Du beffroi où nous étions hébergés, Oroshi, Coriolis, Caracole et moi, le palais était à dix coups de pédales d’un vélivélo, guère plus – si l’on tirait un profit honnête des ascendances conjuguées du réflecteur et de la tour thermique, intercalée, dont on sentait, accoudé au balcon, l’odeur de feu de bois monter jusqu’à nous. Nul besoin par conséquent de se presser – encore que l’accumulation des barcarolles et des ballons sur la plate-forme, devant le palais, et la vision des Tourangeaux s’installant derrière les parois de verre dans l’hémicycle, en une nuée de points noirs, donnait une certaine urgence à nos derniers calages.
Caracole, par amitié, faute d’autres choix aussi, m’avait donc promulgué « écuyer tranchant » pour la joute. Charge à moi de l’épauler autant que faire se pouvait, du mot et du verbe dans le duel, que chaque Tourangeau croisé nous annonçait redoutable, qui allait l’opposer à Sélème le Stylite, dans moins d’une heure maintenant…
Des rumeurs et ouï-dire que nous avions pu collecter ressortaient cinq points : Sélème vivait en ascète sur une colonne de carrare de cinquante mètres de haut depuis dix-huit ans ; il manipulait le langage comme personne ; ses discours bénéficiaient d’un crédit intellectuel et d’une ferveur religieuse indiscutables ; il avait été provoqué en duel une centaine de fois dans son existence ; et il avait toujours gagné.
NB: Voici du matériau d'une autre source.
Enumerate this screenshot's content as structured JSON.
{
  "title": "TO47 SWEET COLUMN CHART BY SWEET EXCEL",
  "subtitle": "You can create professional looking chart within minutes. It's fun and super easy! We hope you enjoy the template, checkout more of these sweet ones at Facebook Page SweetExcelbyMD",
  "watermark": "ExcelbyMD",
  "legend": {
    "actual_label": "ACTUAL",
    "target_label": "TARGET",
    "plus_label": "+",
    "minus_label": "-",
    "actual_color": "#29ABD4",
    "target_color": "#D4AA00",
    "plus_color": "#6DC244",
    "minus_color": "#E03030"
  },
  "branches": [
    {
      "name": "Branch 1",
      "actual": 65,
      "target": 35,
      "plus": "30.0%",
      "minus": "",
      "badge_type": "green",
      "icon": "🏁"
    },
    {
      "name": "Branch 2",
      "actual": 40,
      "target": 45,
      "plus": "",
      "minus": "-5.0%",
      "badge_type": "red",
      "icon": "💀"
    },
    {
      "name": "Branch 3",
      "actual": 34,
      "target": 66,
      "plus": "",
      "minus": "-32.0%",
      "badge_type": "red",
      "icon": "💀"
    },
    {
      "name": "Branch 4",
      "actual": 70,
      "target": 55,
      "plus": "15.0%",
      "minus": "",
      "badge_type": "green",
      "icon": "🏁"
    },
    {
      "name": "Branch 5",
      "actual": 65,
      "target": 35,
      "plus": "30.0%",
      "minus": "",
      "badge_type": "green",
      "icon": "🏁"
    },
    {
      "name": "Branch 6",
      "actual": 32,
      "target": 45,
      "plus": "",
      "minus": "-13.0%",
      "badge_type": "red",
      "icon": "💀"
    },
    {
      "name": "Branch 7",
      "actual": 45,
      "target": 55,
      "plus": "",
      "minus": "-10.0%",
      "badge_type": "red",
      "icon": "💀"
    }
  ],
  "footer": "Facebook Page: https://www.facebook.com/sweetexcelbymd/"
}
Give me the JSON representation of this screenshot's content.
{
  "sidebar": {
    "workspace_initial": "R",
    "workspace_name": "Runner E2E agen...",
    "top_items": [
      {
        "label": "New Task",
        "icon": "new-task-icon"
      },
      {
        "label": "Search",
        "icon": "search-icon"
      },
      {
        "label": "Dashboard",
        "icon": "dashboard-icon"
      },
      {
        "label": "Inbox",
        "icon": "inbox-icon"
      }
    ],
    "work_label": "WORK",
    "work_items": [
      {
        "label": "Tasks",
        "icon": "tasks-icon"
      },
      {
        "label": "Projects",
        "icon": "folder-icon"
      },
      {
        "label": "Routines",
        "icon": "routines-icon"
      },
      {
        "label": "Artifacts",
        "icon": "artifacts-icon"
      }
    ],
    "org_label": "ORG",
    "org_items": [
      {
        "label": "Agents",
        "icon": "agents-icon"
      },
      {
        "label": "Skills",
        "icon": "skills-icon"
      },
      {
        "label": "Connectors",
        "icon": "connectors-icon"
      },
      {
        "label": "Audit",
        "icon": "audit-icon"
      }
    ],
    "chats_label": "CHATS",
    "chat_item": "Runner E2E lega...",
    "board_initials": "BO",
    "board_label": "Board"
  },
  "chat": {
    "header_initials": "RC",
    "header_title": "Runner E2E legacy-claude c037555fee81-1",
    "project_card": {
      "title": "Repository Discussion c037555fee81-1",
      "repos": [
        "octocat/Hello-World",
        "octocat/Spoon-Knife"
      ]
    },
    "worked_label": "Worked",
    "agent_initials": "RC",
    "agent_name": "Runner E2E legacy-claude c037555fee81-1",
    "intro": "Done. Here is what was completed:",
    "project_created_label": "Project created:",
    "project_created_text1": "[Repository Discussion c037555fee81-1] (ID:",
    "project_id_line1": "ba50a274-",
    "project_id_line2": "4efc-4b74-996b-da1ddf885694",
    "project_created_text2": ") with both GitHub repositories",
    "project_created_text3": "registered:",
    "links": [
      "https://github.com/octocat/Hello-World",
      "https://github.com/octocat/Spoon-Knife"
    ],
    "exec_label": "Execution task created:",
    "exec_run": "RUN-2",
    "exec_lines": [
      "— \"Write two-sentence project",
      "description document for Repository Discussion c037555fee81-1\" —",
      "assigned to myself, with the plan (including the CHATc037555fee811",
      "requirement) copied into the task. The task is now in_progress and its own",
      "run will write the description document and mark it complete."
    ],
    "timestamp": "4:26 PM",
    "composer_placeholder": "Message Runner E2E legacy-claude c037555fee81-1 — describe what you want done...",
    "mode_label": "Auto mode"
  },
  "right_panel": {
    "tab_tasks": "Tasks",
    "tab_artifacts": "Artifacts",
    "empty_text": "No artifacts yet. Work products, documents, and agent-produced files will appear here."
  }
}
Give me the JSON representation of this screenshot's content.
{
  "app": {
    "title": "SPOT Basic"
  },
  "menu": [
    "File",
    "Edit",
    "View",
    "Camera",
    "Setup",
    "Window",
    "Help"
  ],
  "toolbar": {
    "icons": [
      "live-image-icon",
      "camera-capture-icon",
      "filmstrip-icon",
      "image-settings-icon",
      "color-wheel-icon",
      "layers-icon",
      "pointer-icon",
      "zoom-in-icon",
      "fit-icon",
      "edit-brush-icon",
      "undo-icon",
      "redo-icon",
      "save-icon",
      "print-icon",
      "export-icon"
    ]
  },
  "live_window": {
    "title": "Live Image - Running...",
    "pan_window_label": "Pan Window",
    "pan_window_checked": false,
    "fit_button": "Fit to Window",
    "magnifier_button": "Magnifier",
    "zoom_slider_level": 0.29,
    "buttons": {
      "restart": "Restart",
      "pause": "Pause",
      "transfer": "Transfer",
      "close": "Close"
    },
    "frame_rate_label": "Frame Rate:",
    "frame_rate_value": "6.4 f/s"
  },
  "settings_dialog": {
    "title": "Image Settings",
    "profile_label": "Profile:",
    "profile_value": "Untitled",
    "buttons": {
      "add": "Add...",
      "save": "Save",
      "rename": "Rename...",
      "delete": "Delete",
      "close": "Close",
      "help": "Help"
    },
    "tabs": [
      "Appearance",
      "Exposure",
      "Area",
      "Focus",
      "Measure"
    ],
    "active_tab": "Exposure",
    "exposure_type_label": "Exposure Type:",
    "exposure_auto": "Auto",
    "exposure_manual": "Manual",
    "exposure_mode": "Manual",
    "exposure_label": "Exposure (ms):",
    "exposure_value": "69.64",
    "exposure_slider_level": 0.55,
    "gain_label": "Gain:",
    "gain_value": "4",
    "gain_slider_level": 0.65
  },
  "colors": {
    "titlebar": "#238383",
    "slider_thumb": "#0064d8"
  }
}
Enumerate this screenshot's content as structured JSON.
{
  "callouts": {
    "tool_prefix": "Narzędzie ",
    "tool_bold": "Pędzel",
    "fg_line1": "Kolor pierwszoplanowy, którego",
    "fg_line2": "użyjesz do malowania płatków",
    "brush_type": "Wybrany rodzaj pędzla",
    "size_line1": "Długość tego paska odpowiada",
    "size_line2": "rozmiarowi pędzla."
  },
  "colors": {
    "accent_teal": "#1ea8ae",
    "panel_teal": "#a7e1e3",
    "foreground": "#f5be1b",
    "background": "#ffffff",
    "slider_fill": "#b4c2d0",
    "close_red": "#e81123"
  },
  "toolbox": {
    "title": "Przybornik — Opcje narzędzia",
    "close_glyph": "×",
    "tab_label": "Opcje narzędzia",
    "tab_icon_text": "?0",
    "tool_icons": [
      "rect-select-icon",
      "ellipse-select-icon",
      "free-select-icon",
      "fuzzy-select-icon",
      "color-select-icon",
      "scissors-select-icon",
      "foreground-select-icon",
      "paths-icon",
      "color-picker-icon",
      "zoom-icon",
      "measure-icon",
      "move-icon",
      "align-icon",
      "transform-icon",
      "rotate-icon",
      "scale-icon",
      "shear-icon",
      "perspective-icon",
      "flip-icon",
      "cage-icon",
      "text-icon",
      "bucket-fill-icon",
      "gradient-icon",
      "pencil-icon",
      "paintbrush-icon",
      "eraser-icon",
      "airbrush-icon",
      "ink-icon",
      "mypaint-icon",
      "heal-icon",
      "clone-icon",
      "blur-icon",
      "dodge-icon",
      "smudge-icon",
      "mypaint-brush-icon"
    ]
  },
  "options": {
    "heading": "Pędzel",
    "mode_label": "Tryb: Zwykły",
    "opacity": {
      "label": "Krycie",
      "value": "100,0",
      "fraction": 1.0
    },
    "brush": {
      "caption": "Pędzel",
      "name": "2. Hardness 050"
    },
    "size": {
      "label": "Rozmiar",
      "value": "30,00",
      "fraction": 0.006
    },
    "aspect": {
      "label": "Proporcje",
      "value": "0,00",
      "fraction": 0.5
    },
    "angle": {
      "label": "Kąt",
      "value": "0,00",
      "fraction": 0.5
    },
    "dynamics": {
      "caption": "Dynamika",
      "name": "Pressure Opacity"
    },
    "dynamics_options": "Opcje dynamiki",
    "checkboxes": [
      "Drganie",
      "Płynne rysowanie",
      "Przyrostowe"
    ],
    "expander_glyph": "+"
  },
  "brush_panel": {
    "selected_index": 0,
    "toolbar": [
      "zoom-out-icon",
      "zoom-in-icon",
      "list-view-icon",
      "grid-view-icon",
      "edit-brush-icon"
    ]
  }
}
En tant que scribe, j’avais demandé, et obtenu, le règlement des joutes. Celui-ci laissait une large part au hasard puisque sur une trentaine d’épreuves potentielles, trois seulement étaient retenues pour le combat. Les deux premières étaient tirées au sort, mais la troisième, point intéressant, était laissée au choix du perdant pour lui permettre, le cas échéant, de refaire son retard dans la dernière manche. J’avais persuadé Caracole de lire les minutes des duels antérieurs de Sélème, je l’avais poussé à étudier son style et ses réparties, à analyser ses travers et ses atouts, et il en avait tiré la conclusion suivante :
— Le bonze improvise peu. C’est un rimeur, pour l’essentiel, il ne connaît qu’une forme du rythme, il rime long, il contre-assonne peu. En duel, il se sert des strophes qu’il a dû modeler, à dada sur sa colonne, à longueur de journées ! Il est technique, très pointu en lexique, il a quelques éclairs parfois, mais il apprend beaucoup par cœur.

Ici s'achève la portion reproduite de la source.